Theatre hottie of the month: June edition
Review: Flamboyance, friendship and fear in 1980s New York - As Is, Trafalgar Studios

Review: Robert Sean Leonard is Atticus Finch in To Kill A Mockingbird, @BarbicanCentre

Milo Panni (Dill), Rosie Boore (Scout), Billy Price (Jem). Photo Christopher Akrill

Harper Lee's classic novel was one of a small handful of books read during my formative years that has left an indelible mark so I was mixture of excitement and nerves going to see this stage version.

This production of Christopher Sergel's adaptation, directed by  Timothy Sheader, originated at the Regent's Park Open Air Theatre in 2013, where it sold out two runs before touring and this residence at the Barbican - so the signs were good. It also stars Robert Sean Leonard of House and Dead Poets Society fame.

Leonard plays Atticus the lawyer chosen to defend Tom Robinson, a black man accused of raping a white woman in 1930's small town Alabama.

The story in the book is told the through the eyes of his young daughter Scout (Rosie Boore*) who, together with her older brother Jem (Billy Price) and friend Dill (Milo Panni) obsess about the reclusive Boo Radley who lives next door and plot to try and get him to come out.

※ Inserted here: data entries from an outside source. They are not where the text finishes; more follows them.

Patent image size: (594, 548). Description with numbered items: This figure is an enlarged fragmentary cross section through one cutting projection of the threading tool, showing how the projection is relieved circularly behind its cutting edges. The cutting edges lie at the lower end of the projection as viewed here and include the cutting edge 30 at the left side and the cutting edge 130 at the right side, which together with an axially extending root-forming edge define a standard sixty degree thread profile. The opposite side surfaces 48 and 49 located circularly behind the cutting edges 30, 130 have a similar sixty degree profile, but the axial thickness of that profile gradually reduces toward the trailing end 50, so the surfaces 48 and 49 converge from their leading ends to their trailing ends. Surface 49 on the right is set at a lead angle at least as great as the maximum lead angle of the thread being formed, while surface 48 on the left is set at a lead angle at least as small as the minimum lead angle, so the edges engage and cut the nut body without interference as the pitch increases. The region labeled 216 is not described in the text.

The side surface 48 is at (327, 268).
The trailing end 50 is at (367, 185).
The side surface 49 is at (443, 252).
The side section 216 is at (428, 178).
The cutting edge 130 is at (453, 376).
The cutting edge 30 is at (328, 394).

It is so with the stage production but Scout's voice doesn't come just from Boore but also the ensemble who each carry a copy of the novel from which they take turns to read passages. The result is an intoxicating mixture of story time and acting,  blending seamlessly the enduring charm of reading the novel with the thrill of watching live theatre.

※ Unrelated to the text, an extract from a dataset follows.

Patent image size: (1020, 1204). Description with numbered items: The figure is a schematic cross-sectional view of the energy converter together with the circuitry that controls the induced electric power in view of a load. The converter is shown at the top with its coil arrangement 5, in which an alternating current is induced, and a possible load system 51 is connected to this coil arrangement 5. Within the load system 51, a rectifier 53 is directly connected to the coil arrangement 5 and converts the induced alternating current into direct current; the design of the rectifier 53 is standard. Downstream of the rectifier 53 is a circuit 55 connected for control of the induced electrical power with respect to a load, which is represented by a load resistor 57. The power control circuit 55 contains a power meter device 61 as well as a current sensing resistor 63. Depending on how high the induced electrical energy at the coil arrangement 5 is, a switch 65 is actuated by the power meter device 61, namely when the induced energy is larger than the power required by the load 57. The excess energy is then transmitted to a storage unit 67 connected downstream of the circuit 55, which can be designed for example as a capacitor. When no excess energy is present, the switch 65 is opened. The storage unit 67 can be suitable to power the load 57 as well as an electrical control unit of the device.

The story tellers remain on stage, seated around the edges as if listening to the story. They transform with an item of clothing or a prop, shedding their British accent to become one of the many characters of the novel when required - Scout's eccentric neighbours, the Ewells who are the centre of the Tom Robinson trial, judge, policeman etc.

Where the play really comes into its own is in the court room scene superbly capturing the tension, prejudice and injustice. Like Scout, Jem and Dill who sneak into the gallery to watch you hang on every word.

The power of the novel was in exposing the injustice of racism through innocence and youthful logic. The world of Scout, Jem and Dill had such a warmth and charm to it just made it all the more powerful and this stage production captures that perfectly. The child actors lovably exude that innocence and logic and Leonard plays Atticus with a great warmth, fatherly patience and the melancholy of loss.

There is original music composed and performed by Phil King as part of the ensemble which all adds up to make this production is devastatingly huggable - l laughed and cried and sometimes at the same time.

You can catch To Kill A Mockingbird at the Barbican Theatre until July 25 and it is two hour and a half hours long including an interval.

* There are three different actors for each of the child roles, this was the cast the night I saw it.